The Civil Aviation Authority of Zimbabwe (CAAZ) has identified growing regional competition and aged infrastructure as part of the factors deterring the aviation industry's envisaged growth and development in the country.
The aviation industry has lately been on the downtrend attributable to a number of factors particularly those associated with the country's negative image.
Likewise, in recent times the industry has been making waves for the wrong reasons mainly failure to repatriate funds to international airlines, adding on to hitches that are weighing down the sector from proficiently discharging its duties.
Absence of a strong national flag carrier has also negatively impacted on the performance of the local air travel industry.
CAAZ acting director general Margaret Mantiziba recently told delegates at a meeting organised by the authority that upgraded infrastructure in regional airports and better destination image was taking a toll on the local aviation industry. She called for collaborative efforts in turning the country's dented perception into an attractive one.
She said the local aviation industry's inability to attract more business was considerably contributing to inability to finance intended developmental projects to sustain the business and remain relevant to the ever evolving trends in the sector.
"There is a growing regional competition, everyone around us is improving, their airports have been built all around us. Zambia is finishing, Mozambique finished theirs, Botswana did and everyone wants to attract visitors to their nations so that's competition. We have to deal with it as a nation.

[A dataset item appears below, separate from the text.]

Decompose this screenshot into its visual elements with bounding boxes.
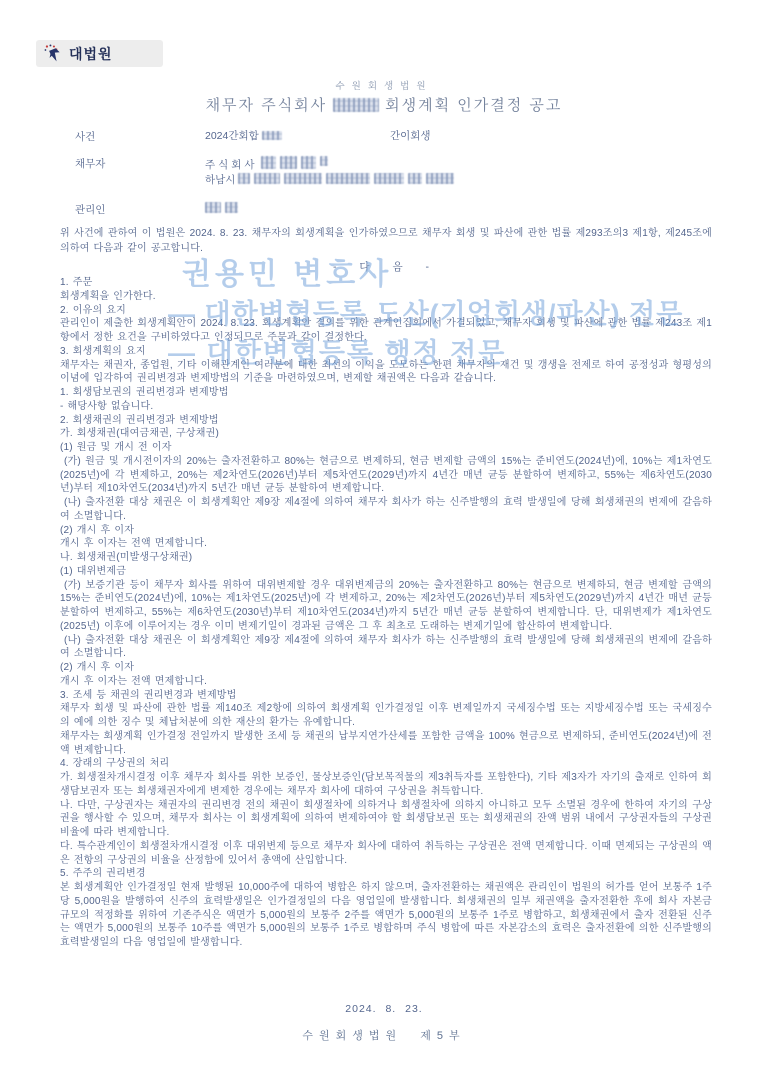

"There has been sustained negative publicity on the image of the country in terms of destination attractiveness. Each time bad stories come up, a few more people cancel their flights. We are praying that as a nation we begin to have positive destination image that we so desire and we have been working flat out to make sure that there is an appreciation of who we really are.

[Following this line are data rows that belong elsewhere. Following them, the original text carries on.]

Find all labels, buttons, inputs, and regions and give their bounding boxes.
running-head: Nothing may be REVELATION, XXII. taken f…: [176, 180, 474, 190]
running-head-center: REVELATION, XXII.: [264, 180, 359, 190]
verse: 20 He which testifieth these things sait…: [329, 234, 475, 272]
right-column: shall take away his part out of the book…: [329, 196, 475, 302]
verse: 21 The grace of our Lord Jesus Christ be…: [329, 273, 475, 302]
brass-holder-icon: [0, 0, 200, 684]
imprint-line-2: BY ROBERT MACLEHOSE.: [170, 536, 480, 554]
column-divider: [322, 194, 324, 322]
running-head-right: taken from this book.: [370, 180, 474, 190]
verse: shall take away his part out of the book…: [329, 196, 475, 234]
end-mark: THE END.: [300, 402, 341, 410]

"We also have aged infrastructure. The infrastructure has suffered from the economic challenges and as a result we end up having limited capacity to finance new infrastructure projects that would make our industry more attractive. That does not just affect us as CAAZ alone but the whole industry," Mrs Mantiziba said.

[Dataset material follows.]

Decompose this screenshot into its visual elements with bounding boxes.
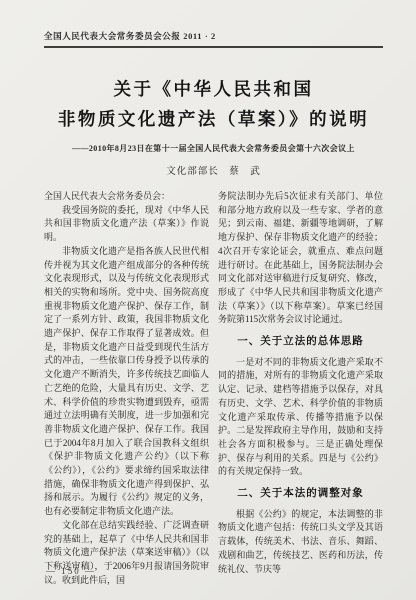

Skills flight also present a major hiccup to the already strained sector, with Mrs Mantiziba saying the country's capacity to retain such skills was wearing by the day as the sector remains under siege.
"There has been failure to retain and attract new skills, if you go anywhere in the world you will find Zimbabweans working there. Many airlines are now relying on Zimbabwean technicians, engineers and that has also put a dent on the development and growth of the aviation industry," she said.
As it stands the aviation industry in Zimbabwe does not have a healthy national airline and has two international airlines, British Airways Comair and Emirates Airlines, nine airlines from the region including Ethiopian, Kenya, South African Airways and Airlink, Malawi, Angola, Rwanda, Tanzania and Air Namibia, while Air Zimbabwe and fastjet are the domestic airlines.